27 subjects provided paired day 1 and day 4 flow samples and were evaluable for clinical response at the time of submission. Mean peak and trough rapamycin levels were 22.8 and 9.2 ng/ml, respectively, and did not differ among clinically responding and non-responding subjects. 17/27 (63%) subjects' blasts had constitutive S6 phosphorylation at baseline. Consistent with prior reports, pS6 was heterogeneous and typically present in a subset of blasts. In these 17 subjects, we observed a median of 13% pS6+ blasts (mean 14, range 2–33). 14/17 showed a therapy-induced reduction in pS6+ blasts to a mean of 4.5% (median 2.5, range 0.4–22) on day 4. The remainder had either no change or increased pS6+ blasts. Comparing the percentage of pS6+ cells on day 4 to baseline, the median reduction in pS6 differed among clinically responding and non-responding subjects (72% and 43%, respectively). The clinical response rate was 9/17 (53%, 6 CR 3 PR) among subjects with baseline S6 phosphorylation and 4/10 (40%, 3 CR, 1 PR) in patients with no baseline S6 phosphorylation. Subjects with >50% reduction in pS6 blasts on day 4 were considered to be biochemically sensitive to rapamycin, while subjects with <50% reduction or increased pS6 were considered rapamycin-resistant.

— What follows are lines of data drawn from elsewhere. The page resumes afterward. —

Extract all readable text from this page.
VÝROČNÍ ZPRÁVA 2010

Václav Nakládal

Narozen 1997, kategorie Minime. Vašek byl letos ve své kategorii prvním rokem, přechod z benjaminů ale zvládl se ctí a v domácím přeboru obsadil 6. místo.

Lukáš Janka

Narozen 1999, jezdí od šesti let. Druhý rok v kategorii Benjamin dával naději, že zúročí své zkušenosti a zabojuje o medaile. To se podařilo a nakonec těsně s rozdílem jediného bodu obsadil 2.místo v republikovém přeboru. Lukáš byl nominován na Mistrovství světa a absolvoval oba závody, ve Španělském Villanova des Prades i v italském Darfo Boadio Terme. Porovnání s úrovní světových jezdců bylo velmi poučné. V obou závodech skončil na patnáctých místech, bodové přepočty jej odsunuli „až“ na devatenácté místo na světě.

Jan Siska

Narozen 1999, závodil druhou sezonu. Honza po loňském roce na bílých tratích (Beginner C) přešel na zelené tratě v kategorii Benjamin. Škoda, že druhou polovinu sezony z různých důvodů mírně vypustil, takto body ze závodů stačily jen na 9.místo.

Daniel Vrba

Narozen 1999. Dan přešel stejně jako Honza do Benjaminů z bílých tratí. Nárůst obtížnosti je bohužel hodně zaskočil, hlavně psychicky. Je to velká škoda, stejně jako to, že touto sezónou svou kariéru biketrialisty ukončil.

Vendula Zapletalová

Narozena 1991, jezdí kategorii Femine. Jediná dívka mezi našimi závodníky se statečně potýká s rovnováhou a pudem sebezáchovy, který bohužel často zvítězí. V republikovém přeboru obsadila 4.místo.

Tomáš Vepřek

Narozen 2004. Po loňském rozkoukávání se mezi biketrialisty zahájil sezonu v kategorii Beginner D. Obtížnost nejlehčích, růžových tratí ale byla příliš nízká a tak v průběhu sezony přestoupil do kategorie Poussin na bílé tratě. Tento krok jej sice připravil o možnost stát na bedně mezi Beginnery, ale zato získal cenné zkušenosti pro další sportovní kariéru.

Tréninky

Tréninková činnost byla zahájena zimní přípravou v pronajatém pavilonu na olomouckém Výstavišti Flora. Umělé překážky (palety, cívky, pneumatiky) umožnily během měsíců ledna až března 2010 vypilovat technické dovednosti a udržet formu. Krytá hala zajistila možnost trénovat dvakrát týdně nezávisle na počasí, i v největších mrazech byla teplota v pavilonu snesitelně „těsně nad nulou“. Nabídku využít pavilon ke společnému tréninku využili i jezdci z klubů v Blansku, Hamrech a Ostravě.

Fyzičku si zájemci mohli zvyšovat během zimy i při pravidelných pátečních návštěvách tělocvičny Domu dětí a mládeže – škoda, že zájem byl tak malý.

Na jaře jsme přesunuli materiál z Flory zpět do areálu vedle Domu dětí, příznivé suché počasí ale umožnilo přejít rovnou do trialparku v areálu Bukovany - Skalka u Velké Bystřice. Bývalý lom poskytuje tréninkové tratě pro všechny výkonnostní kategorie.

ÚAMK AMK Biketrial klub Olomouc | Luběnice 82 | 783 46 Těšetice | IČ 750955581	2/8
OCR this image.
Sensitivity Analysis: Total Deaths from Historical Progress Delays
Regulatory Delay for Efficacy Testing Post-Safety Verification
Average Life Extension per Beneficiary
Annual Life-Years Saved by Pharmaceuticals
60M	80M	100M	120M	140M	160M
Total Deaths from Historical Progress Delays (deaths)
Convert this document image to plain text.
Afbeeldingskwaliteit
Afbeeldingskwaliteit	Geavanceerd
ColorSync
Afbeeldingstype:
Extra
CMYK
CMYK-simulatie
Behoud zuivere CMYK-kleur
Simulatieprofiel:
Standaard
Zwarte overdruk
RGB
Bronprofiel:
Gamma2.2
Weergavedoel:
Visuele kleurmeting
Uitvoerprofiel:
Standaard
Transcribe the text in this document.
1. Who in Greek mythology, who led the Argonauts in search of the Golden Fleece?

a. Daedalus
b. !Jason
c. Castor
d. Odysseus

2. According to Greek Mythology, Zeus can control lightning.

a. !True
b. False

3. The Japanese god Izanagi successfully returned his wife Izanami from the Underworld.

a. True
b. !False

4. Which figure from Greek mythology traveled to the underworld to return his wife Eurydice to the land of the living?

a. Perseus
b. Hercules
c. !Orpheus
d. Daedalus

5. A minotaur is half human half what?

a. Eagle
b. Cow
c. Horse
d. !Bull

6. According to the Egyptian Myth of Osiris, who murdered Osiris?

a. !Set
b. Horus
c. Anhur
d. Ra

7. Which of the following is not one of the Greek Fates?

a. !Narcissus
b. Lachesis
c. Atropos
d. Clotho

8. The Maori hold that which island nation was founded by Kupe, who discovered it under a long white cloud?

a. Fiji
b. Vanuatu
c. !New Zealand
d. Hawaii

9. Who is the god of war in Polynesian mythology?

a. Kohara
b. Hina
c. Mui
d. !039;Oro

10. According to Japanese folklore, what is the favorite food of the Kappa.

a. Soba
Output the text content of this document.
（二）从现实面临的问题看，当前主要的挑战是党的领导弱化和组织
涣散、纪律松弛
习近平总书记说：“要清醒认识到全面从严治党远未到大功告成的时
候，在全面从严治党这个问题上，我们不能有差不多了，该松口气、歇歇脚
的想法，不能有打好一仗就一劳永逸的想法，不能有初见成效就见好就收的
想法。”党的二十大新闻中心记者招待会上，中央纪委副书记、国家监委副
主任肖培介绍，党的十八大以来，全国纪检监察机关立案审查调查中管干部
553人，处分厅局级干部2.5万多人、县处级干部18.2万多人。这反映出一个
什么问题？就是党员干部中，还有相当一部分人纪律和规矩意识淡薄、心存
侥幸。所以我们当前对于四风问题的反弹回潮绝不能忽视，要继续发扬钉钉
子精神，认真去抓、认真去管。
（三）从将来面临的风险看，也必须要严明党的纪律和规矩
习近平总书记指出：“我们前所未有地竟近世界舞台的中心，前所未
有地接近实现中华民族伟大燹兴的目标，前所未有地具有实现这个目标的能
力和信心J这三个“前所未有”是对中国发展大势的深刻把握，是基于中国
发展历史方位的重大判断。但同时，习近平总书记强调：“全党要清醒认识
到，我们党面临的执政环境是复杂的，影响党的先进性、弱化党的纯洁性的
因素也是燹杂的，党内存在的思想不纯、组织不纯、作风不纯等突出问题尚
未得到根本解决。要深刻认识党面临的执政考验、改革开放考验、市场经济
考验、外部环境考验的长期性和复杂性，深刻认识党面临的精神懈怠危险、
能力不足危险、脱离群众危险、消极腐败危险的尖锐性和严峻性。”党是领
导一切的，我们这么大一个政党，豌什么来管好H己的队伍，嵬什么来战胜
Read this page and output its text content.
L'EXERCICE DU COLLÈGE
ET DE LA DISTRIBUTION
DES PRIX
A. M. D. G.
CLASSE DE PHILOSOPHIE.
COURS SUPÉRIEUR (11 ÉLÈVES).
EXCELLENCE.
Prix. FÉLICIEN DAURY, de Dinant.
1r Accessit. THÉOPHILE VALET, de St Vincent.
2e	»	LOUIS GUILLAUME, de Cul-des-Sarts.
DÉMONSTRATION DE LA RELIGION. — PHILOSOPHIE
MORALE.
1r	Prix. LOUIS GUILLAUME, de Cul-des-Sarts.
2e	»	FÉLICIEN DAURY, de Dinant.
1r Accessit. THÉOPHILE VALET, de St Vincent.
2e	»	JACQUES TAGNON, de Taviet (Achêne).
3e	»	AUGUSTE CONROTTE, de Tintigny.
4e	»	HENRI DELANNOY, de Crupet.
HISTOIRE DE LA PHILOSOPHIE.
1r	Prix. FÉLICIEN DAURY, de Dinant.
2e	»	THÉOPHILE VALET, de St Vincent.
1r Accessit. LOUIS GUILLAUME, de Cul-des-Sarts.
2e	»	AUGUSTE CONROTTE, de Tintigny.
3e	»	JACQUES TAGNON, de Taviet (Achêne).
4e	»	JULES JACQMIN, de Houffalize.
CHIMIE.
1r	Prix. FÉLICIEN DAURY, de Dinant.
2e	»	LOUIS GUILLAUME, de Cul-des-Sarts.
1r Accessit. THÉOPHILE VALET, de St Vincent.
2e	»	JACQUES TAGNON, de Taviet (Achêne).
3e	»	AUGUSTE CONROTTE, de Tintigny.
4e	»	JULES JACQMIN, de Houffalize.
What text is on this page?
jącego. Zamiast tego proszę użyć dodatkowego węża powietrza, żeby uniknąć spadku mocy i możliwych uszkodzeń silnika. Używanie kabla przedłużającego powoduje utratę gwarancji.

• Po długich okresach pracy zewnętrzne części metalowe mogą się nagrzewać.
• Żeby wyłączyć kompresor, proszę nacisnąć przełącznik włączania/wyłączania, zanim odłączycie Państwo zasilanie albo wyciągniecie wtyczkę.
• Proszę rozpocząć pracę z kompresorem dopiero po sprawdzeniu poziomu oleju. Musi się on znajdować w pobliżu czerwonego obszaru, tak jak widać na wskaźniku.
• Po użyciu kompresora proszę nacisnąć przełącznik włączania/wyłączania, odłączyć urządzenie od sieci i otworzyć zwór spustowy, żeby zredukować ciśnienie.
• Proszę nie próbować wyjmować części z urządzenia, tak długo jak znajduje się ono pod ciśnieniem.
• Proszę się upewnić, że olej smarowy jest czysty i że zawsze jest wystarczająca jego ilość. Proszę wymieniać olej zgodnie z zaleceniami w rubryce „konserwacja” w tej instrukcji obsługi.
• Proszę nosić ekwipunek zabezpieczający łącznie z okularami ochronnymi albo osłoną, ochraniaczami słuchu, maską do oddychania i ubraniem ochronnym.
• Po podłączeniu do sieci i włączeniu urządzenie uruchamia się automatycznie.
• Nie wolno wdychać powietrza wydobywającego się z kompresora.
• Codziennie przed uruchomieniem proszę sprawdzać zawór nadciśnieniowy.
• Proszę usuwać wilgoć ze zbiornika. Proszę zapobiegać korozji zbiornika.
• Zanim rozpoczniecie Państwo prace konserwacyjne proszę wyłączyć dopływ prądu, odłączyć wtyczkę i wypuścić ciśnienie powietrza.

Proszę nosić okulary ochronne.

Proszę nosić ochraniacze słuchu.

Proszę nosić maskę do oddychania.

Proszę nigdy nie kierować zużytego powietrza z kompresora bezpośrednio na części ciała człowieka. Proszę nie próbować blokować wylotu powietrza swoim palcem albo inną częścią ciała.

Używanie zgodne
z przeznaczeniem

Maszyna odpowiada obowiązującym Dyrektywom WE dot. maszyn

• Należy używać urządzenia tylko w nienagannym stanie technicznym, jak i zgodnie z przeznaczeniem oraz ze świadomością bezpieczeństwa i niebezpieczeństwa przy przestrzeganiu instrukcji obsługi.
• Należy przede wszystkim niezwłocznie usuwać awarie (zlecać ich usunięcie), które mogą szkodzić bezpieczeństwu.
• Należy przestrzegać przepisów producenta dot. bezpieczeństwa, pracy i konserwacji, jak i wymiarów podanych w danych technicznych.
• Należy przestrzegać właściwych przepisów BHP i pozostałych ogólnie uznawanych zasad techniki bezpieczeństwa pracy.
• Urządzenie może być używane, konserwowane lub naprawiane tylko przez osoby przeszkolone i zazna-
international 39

The response rate in rapamycin-sensitive patients was 8/12 (67%), while in resistant subjects was 1/5 (20%). 5/15 (33%) subjects who either lacked baseline pS6 or were rapamycin resistant responded to the regimen.

Data from these ongoing trials suggest that sirolimus plus MEC preferentially benefits the subset of patients with demonstrable baseline mTOR activation. The greatest response is seen when mTOR is activated in leukemic cells at baseline and its function is potently inhibited during therapy. Future trials may benefit from enrichment for subjects with mTOR activation and/or rapamycin sensitivity assessment. These data provide in vivo evidence that mTOR inhibitors augment cytotoxic chemotherapy effect in AML and demonstrate the utility of fixed whole blood flow cytometry for real-time pharmacodynamic evaluation of novel signal transduction inhibitors.

Off Label Use: Rapamycin. FDA approved for solid organ transplant. Investigational use for treatment of leukemia. Carroll:Agios Pharmaceuticals: Research Funding; TetraLogic Pharmaceuticals: Research Funding; Sanofi Aventis Corporation: Research Funding; Glaxo Smith Kline, Inc.: Research Funding.